Bolloré. Un géant mondial aux racines locales

Fondé en 1822 à Ergué-Gabéric, dans le Finistère, le groupe Bolloré fait partie des 500 premiers groupes mondiaux. Coté en Bourse, il est toujours contrôlé majoritairement par la famille Bolloré au travers de la Compagnie Financière de l’Odet. En 2008, le chiffre d’affaires a progressé de 15 % à 7,3 milliards d’euros, pour un résultat opérationnel de 124 millions d’euros (+18%) et un résultat net global de 50 millions d’euros. Mais la crise le touche aussi. Au premier trimestre 2009, le chiffre d’affaires était ainsi en recul de 11% par rapport à la même période un an plus tôt. Une baisse d’activité que la direction explique par le “recul des prix des produits pétroliers et des volumes transportés”.
Depuis son arrivée à la tête de l’entreprise, Vincent Bolloré a continuellement étendu le périmètre d’activités du groupe à la recherche de positions dominantes.
Implanté dans 108 pays, l’export représente 48% de l’activité. Les 34.000 salariés officient dans dix métiers, que l’on peut séparer en cinq secteurs d’activités : l’industrie (films plastiques, papiers minces, terminaux et systèmes spécialisés, batteries et voiture électrique) ; le transport-logistique ; la distribution d’énergie ; la communication et les médias ; et enfin les plantations et les divers actifs financiers. La distribution d’énergie et le transport-logistique représentent 95% des 7,3 milliards d’euros de chiffre d’affaires.

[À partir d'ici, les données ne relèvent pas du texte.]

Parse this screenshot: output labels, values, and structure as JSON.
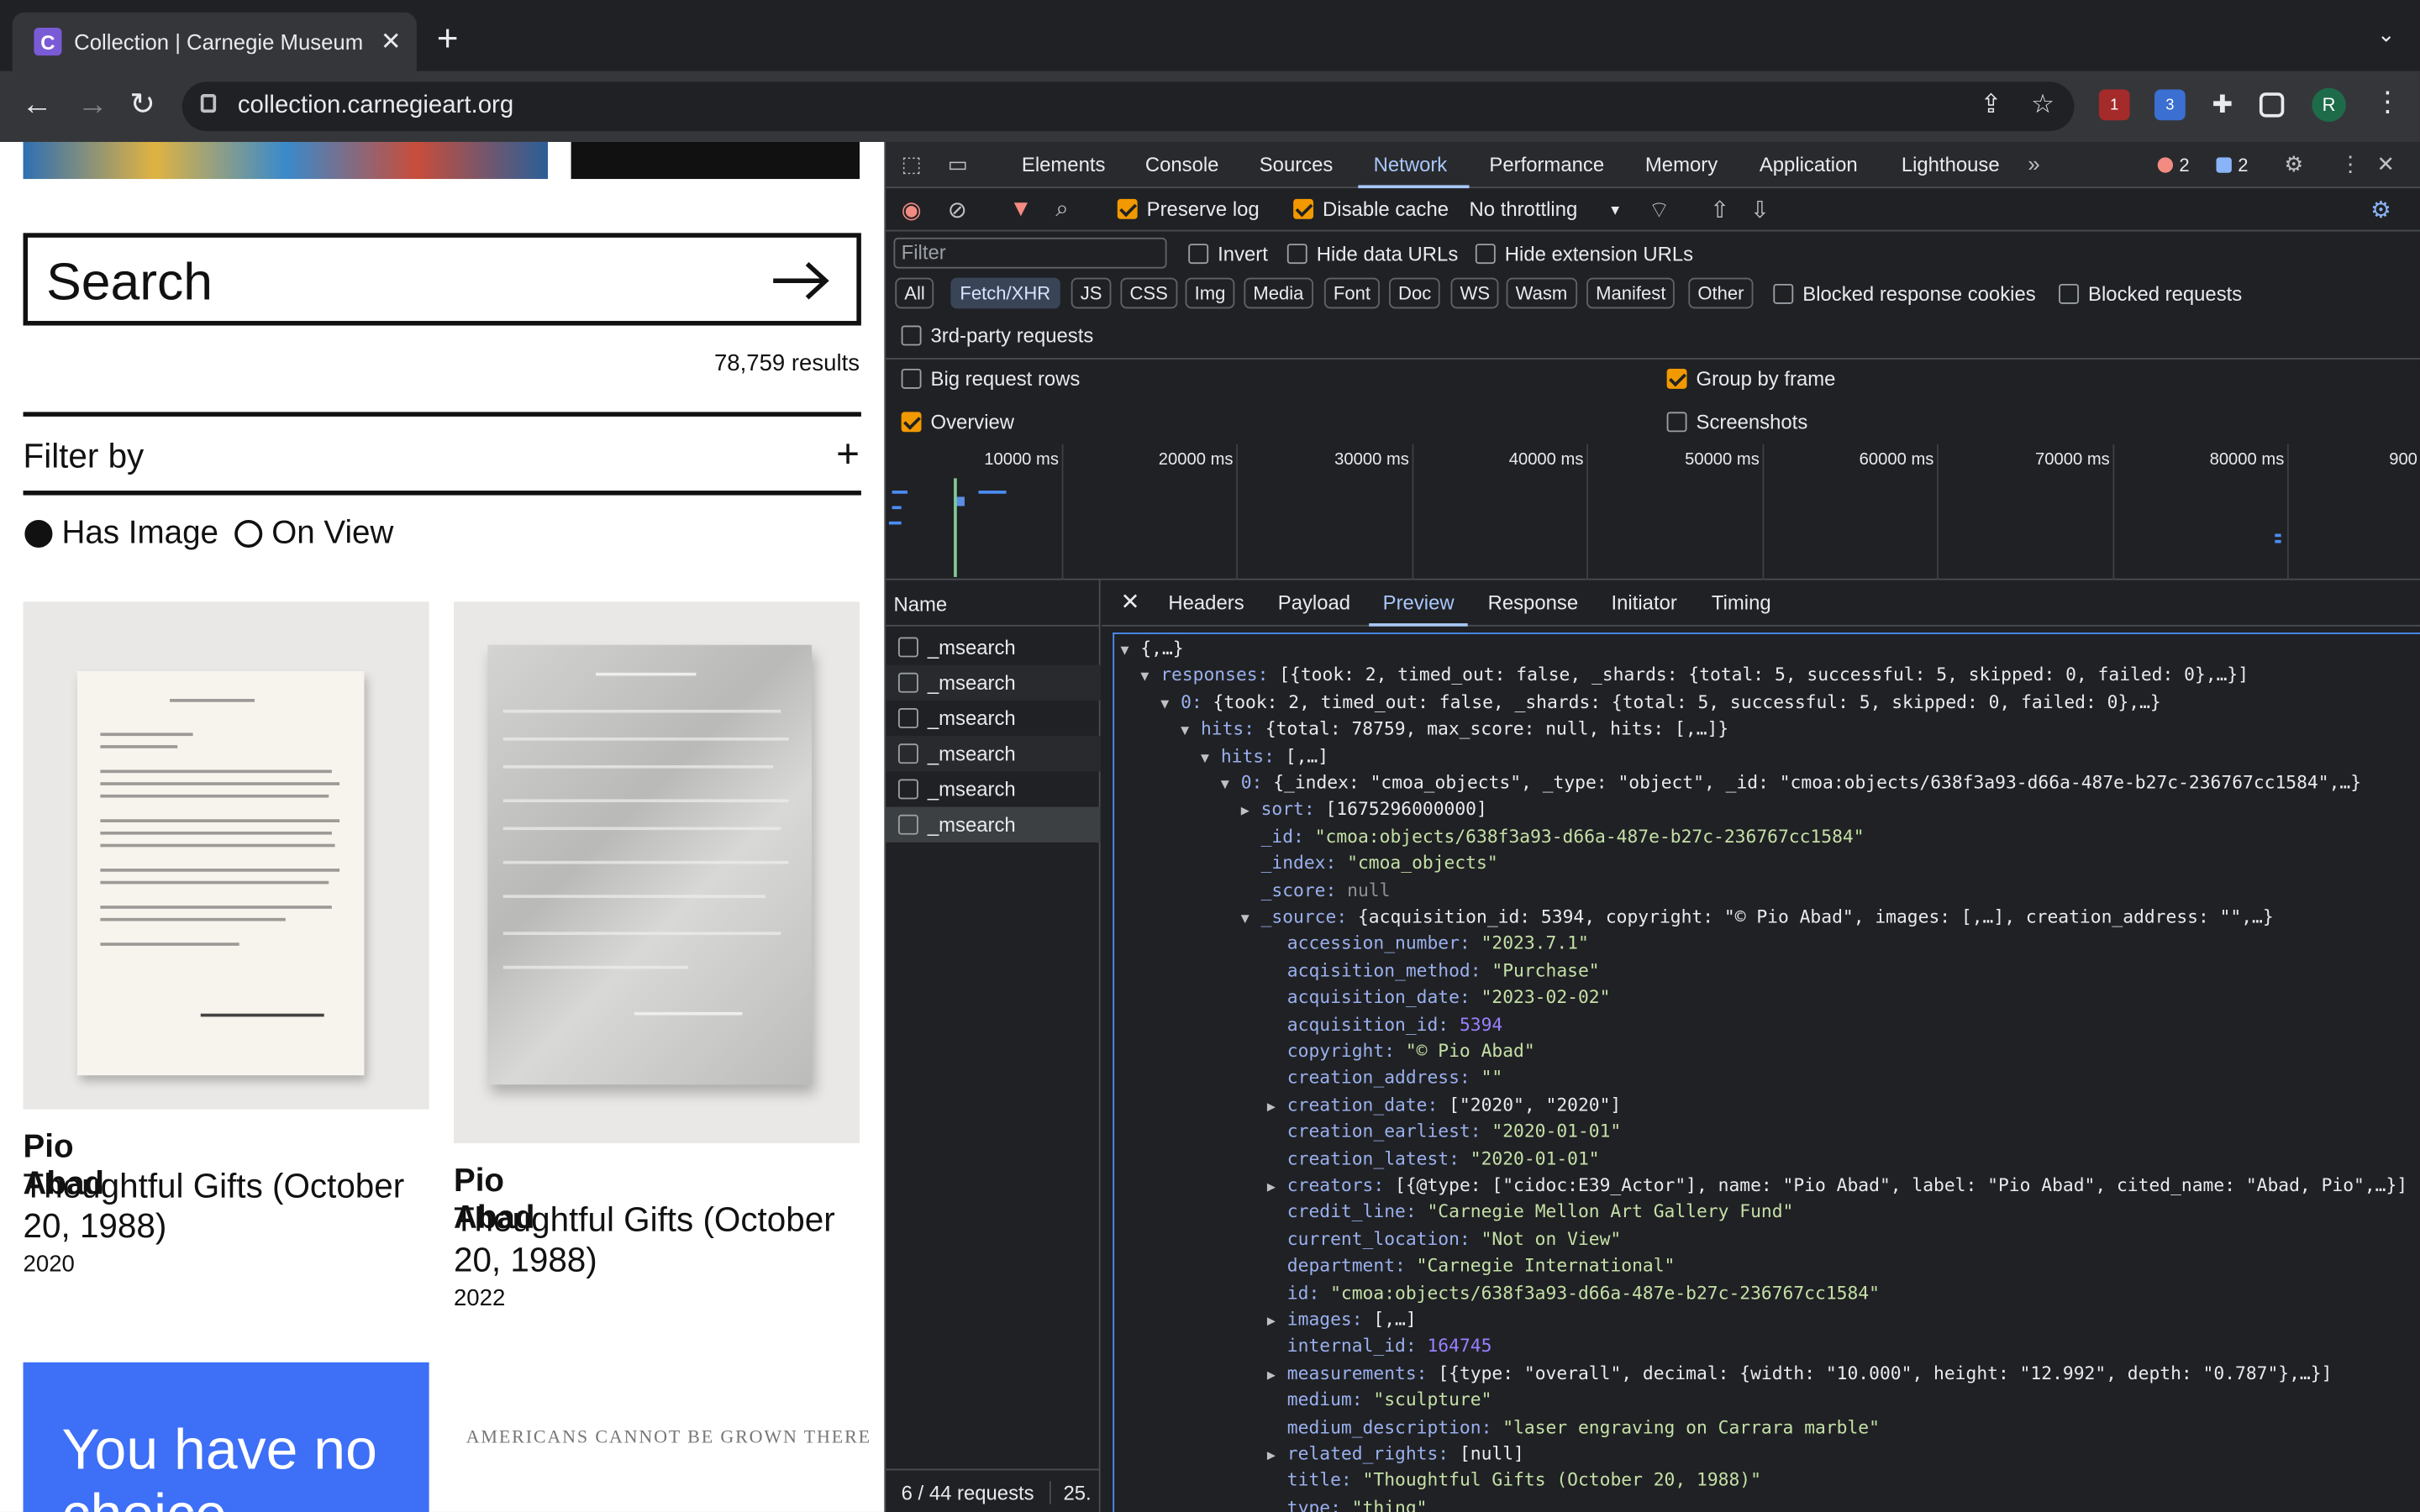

Aujourd’hui, c’est la BlueCar qui porte les nouvelles ambitions de Vincent Bolloré. En mars dernier, au salon de Genève, la commercialisation de la voiture électrique, produite en joint-venture avec l’industriel italien Pininfarina, était officiellement lancée. Alimentées par des batteries au lithium métal polymère, qui permettent de rouler à une vitesse de 130 km/h et de bénéficier d’une autonomie de plus de 250 km, les premières automobiles devraient apparaître sur les routes début 2010. Surfant sur sa technologie et sur la vague écolo, le groupe s’est fixé comme objectifs d’en écouler 10.000 en 2010 et 30.000 en 2012.